2. Treat: After bathing, pat the skin dry lightly so that it is still slightly damp. Then apply the topical medication (usually topical steroid creams and other prescription creams) that your doctor prescribed. Follow the instructions to apply on specific areas of the body.


3. Moisturize: Apply moisturizers liberally to all areas of skin, not just the eczema areas. Do it many times a day, not just after bathing. Ointments and creams work better than lotions.

During severe flareups, wet wrap therapy helps calm down the skin, on top of the above strategies. A bleach bath may also help. (Please ask your Pediatrician)

Also, curbing the tendency to scratch the rash can prevent the condition from worsening and progressing to cause more severe skin damage or a secondary infection.


But doctor, I heard steroids are bad for you?

A common myth that is propagated in the media is that steroids are bad for your skin. When used appropriately and for the right amount of time, steroid creams help treat moderate to severe eczema effectively, when used in combination with a good daily cleansing and hydrating routine.


But doctor, I thought that just moisturizer alone is good enough to treat eczema, especially if I buy a very good organic xx brand?
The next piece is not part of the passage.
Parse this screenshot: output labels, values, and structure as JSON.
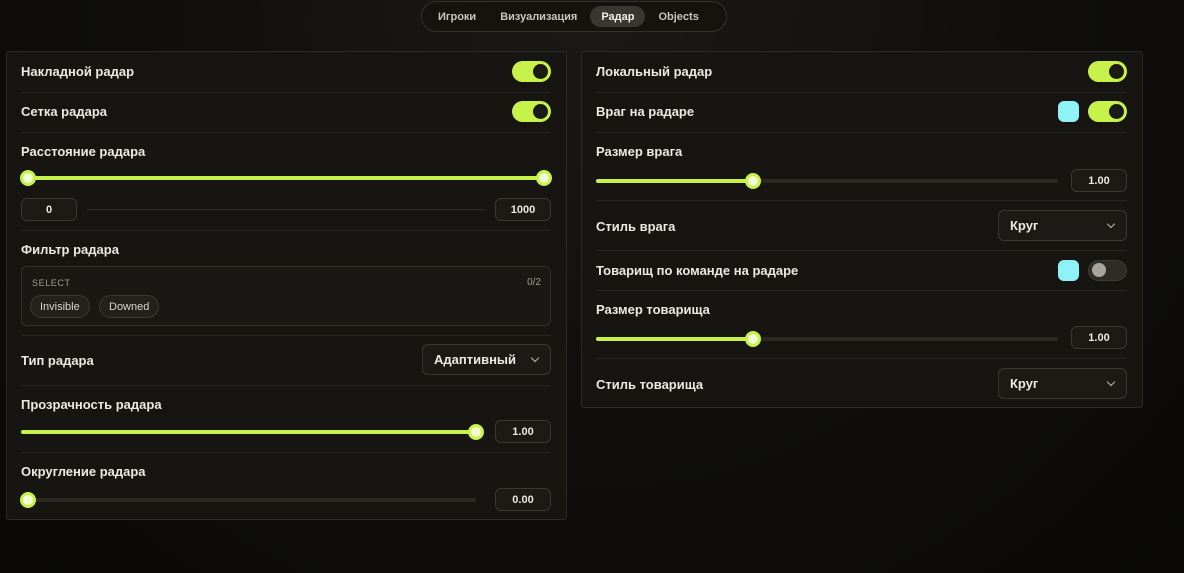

What about those steroid side effects?

Moisturizers alone will only treat the very mildest form of eczema. Simply using moisturizers alone to treat moderate eczema is not effective at all, and may prolong the suffering of your child's condition, leading to more itching and scratching, which may increase the risk of infection. There are some transient side effects of long term steroid usage, such as discoloration of skin and extra hair growth, but those will stop once you stop the creams. More likely, those negative changes in the skin are a result of the eczema and scratching itself, not from the steroids. In any case, once the eczema improves and you stop putting on the steroid creams, all these conditions will also improve.
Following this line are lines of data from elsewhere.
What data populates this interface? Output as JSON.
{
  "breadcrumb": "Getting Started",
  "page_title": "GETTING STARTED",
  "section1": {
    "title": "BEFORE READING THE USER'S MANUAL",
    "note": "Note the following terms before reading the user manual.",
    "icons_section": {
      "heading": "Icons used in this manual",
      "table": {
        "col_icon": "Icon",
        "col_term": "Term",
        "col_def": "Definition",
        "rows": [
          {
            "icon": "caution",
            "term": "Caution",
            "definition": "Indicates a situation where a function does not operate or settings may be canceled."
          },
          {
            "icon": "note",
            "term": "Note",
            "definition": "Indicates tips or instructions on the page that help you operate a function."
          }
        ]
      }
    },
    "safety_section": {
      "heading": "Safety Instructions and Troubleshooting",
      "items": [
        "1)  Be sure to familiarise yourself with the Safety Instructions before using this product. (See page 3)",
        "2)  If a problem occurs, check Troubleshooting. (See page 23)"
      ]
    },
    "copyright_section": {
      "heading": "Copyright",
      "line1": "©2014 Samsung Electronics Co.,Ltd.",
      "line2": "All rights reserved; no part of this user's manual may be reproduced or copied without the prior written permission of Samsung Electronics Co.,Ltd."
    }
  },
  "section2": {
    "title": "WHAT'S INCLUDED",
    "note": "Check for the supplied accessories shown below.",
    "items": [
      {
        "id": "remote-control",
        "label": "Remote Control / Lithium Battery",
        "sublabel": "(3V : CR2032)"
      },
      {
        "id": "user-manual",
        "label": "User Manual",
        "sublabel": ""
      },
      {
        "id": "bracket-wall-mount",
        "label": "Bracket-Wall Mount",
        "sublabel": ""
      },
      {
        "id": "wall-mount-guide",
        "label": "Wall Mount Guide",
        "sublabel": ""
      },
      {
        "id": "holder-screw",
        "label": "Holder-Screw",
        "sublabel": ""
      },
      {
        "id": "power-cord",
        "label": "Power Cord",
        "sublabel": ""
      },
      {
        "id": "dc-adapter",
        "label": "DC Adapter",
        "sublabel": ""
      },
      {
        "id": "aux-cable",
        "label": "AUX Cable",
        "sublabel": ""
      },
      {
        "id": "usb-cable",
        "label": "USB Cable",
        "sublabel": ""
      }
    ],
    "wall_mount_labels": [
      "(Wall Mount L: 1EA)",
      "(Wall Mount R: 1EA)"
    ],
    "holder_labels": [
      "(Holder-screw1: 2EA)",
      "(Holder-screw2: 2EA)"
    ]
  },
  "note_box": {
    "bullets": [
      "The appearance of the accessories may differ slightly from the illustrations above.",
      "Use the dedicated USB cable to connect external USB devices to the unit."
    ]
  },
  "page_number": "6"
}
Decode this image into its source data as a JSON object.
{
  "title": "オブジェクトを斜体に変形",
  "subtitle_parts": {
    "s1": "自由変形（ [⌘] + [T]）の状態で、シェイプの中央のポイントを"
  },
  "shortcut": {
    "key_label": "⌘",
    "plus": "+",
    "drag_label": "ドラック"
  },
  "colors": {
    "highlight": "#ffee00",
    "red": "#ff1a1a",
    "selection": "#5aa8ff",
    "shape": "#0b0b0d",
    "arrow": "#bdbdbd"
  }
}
Regarding children having stunted growth from taking steroids, those effects are usually seen from long term ORAL steroid use, not from creams that you apply on the skin.

Don't worry, as long as you are using the steroid creams as directed by the doctor with the appropriate amount of time, it is very safe.


**Watch Out Signs**

Parents must watch for signs of infection: pus-filled bumps, pain, oozing sores, redness, heat — on the skin. If you see these signs, bring your child to the doctor right away.
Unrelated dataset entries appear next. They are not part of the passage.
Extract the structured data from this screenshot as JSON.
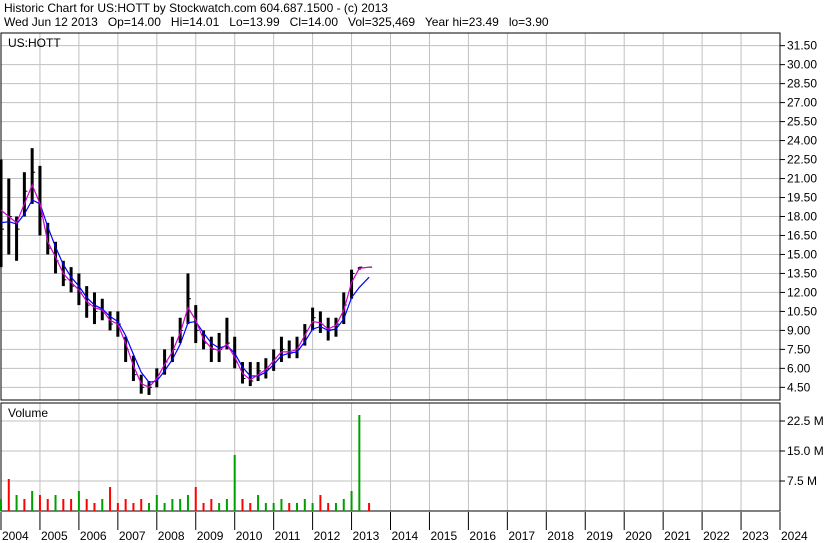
{
  "header": {
    "line1": "Historic Chart for US:HOTT by Stockwatch.com 604.687.1500 - (c) 2013",
    "line2": "Wed Jun 12 2013   Op=14.00   Hi=14.01   Lo=13.99   Cl=14.00   Vol=325,469   Year hi=23.49   lo=3.90"
  },
  "colors": {
    "price_bars": "#000000",
    "ma_short": "#d000d0",
    "ma_long": "#0000ff",
    "volume_up": "#00a000",
    "volume_down": "#ff0000",
    "grid": "#c0c0c0"
  },
  "chart_data": [
    {
      "type": "line",
      "panel_label": "US:HOTT",
      "ylim": [
        3.5,
        32.5
      ],
      "y_ticks": [
        "31.50",
        "30.00",
        "28.50",
        "27.00",
        "25.50",
        "24.00",
        "22.50",
        "21.00",
        "19.50",
        "18.00",
        "16.50",
        "15.00",
        "13.50",
        "12.00",
        "10.50",
        "9.00",
        "7.50",
        "6.00",
        "4.50"
      ],
      "y_tick_values": [
        31.5,
        30,
        28.5,
        27,
        25.5,
        24,
        22.5,
        21,
        19.5,
        18,
        16.5,
        15,
        13.5,
        12,
        10.5,
        9,
        7.5,
        6,
        4.5
      ],
      "x": [
        2004.0,
        2004.2,
        2004.4,
        2004.6,
        2004.8,
        2005.0,
        2005.2,
        2005.4,
        2005.6,
        2005.8,
        2006.0,
        2006.2,
        2006.4,
        2006.6,
        2006.8,
        2007.0,
        2007.2,
        2007.4,
        2007.6,
        2007.8,
        2008.0,
        2008.2,
        2008.4,
        2008.6,
        2008.8,
        2009.0,
        2009.2,
        2009.4,
        2009.6,
        2009.8,
        2010.0,
        2010.2,
        2010.4,
        2010.6,
        2010.8,
        2011.0,
        2011.2,
        2011.4,
        2011.6,
        2011.8,
        2012.0,
        2012.2,
        2012.4,
        2012.6,
        2012.8,
        2013.0,
        2013.2,
        2013.45
      ],
      "high": [
        22.5,
        21.0,
        18.0,
        21.5,
        23.4,
        22.0,
        17.5,
        16.0,
        14.5,
        14.0,
        13.5,
        12.5,
        12.0,
        11.5,
        10.5,
        10.5,
        8.5,
        7.0,
        5.5,
        5.0,
        6.0,
        7.5,
        8.5,
        10.0,
        13.5,
        11.0,
        9.0,
        8.5,
        8.8,
        10.0,
        8.5,
        6.5,
        6.5,
        6.5,
        6.8,
        7.5,
        8.5,
        8.2,
        8.5,
        9.5,
        10.8,
        10.5,
        10.0,
        10.0,
        12.0,
        13.8,
        14.0,
        14.0
      ],
      "low": [
        14.0,
        15.0,
        14.5,
        18.0,
        19.0,
        16.5,
        15.0,
        13.5,
        12.5,
        12.0,
        11.0,
        10.0,
        9.5,
        9.8,
        9.0,
        8.5,
        6.5,
        5.0,
        4.0,
        3.9,
        4.5,
        5.5,
        6.5,
        8.0,
        9.5,
        8.0,
        7.5,
        6.5,
        6.5,
        7.5,
        6.0,
        4.8,
        4.6,
        5.0,
        5.2,
        5.8,
        6.5,
        6.8,
        6.8,
        7.8,
        9.0,
        8.8,
        8.2,
        8.5,
        9.5,
        11.5,
        13.8,
        13.99
      ],
      "close": [
        17.0,
        18.0,
        17.0,
        20.0,
        21.5,
        18.0,
        15.5,
        14.5,
        13.0,
        12.5,
        12.0,
        11.0,
        10.5,
        10.5,
        9.5,
        9.5,
        7.5,
        5.5,
        4.5,
        4.5,
        5.5,
        6.5,
        7.5,
        9.0,
        11.5,
        9.0,
        8.0,
        7.5,
        7.5,
        8.0,
        6.5,
        5.2,
        5.0,
        5.8,
        6.0,
        6.8,
        7.5,
        7.2,
        7.5,
        9.0,
        10.0,
        9.5,
        9.0,
        9.5,
        11.0,
        13.5,
        14.0,
        14.0
      ],
      "ma_short": [
        18.5,
        18.0,
        17.5,
        19.0,
        20.5,
        19.0,
        16.0,
        14.8,
        13.5,
        12.8,
        12.2,
        11.3,
        10.8,
        10.6,
        9.8,
        9.5,
        8.0,
        6.2,
        4.8,
        4.5,
        5.2,
        6.3,
        7.3,
        8.8,
        10.8,
        9.8,
        8.3,
        7.6,
        7.4,
        7.9,
        6.9,
        5.6,
        5.1,
        5.5,
        5.9,
        6.6,
        7.3,
        7.3,
        7.5,
        8.6,
        9.7,
        9.6,
        9.1,
        9.4,
        10.6,
        12.8,
        13.9,
        14.0
      ],
      "ma_long": [
        17.5,
        17.6,
        17.4,
        18.2,
        19.3,
        19.0,
        17.2,
        15.6,
        14.2,
        13.2,
        12.5,
        11.6,
        11.0,
        10.7,
        10.1,
        9.7,
        8.6,
        7.1,
        5.7,
        4.9,
        5.0,
        5.8,
        6.7,
        7.9,
        9.6,
        9.7,
        8.8,
        8.0,
        7.6,
        7.8,
        7.2,
        6.1,
        5.4,
        5.4,
        5.7,
        6.3,
        7.0,
        7.2,
        7.3,
        8.1,
        9.1,
        9.3,
        9.0,
        9.1,
        9.9,
        11.6,
        12.4,
        13.2
      ]
    },
    {
      "type": "bar",
      "panel_label": "Volume",
      "ylim": [
        0,
        27
      ],
      "y_ticks": [
        "22.5 M",
        "15.0 M",
        "7.5 M"
      ],
      "y_tick_values": [
        22.5,
        15.0,
        7.5
      ],
      "x": [
        2004.0,
        2004.2,
        2004.4,
        2004.6,
        2004.8,
        2005.0,
        2005.2,
        2005.4,
        2005.6,
        2005.8,
        2006.0,
        2006.2,
        2006.4,
        2006.6,
        2006.8,
        2007.0,
        2007.2,
        2007.4,
        2007.6,
        2007.8,
        2008.0,
        2008.2,
        2008.4,
        2008.6,
        2008.8,
        2009.0,
        2009.2,
        2009.4,
        2009.6,
        2009.8,
        2010.0,
        2010.2,
        2010.4,
        2010.6,
        2010.8,
        2011.0,
        2011.2,
        2011.4,
        2011.6,
        2011.8,
        2012.0,
        2012.2,
        2012.4,
        2012.6,
        2012.8,
        2013.0,
        2013.2,
        2013.45
      ],
      "values": [
        3,
        8,
        4,
        3,
        5,
        4,
        3,
        4,
        3,
        3,
        5,
        3,
        2,
        3,
        6,
        2,
        3,
        2,
        3,
        2,
        4,
        2,
        3,
        3,
        4,
        6,
        2,
        3,
        2,
        3,
        14,
        3,
        2,
        4,
        2,
        2,
        3,
        2,
        2,
        3,
        2,
        4,
        2,
        2,
        3,
        5,
        24,
        2
      ],
      "up": [
        true,
        false,
        true,
        false,
        true,
        false,
        false,
        true,
        false,
        false,
        true,
        false,
        false,
        true,
        false,
        false,
        false,
        false,
        false,
        true,
        true,
        true,
        true,
        true,
        true,
        false,
        false,
        false,
        true,
        true,
        true,
        false,
        false,
        true,
        true,
        true,
        true,
        false,
        true,
        true,
        true,
        false,
        false,
        true,
        true,
        true,
        true,
        false
      ]
    }
  ],
  "x_axis": {
    "range": [
      2004,
      2024
    ],
    "labels": [
      "2004",
      "2005",
      "2006",
      "2007",
      "2008",
      "2009",
      "2010",
      "2011",
      "2012",
      "2013",
      "2014",
      "2015",
      "2016",
      "2017",
      "2018",
      "2019",
      "2020",
      "2021",
      "2022",
      "2023",
      "2024"
    ]
  }
}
So doctor, is there a cure for eczema?

There is no cure for eczema but there are treatments and more are coming.

Some children outgrow their eczema. Others continue to have eczema flares and remissions for life.

Eczema can be treated. Mild eczema can often be treated with corticosteroids that you apply to the child’s skin.

When eczema becomes more severe, a dermatologist can consider other treatment options. Using bursts of stronger corticosteroids that you apply to the skin can be helpful as can light treatments and stronger medicine that works throughout the body. Some other therapies for treatment of eczema include: prescription topical medications, phototherapy, and immunosuppressants.


Take Home Message:

The important thing to remember about eczema is that for many children, eczema is a chronic (lifelong) problem. There is no easy fix.

It is NOT contagious.

Always try to avoid triggers, treat flare-ups immediately (follow your doctor’s instructions), and moisturize vigorously. Watch out for infections too.

Steroids are safe when used appropriately following doctor's instructions.

Working together with your doctor is the way to go. Your doctor can help you really understand when to use what medication in treating the eczema and other ways to best help your child.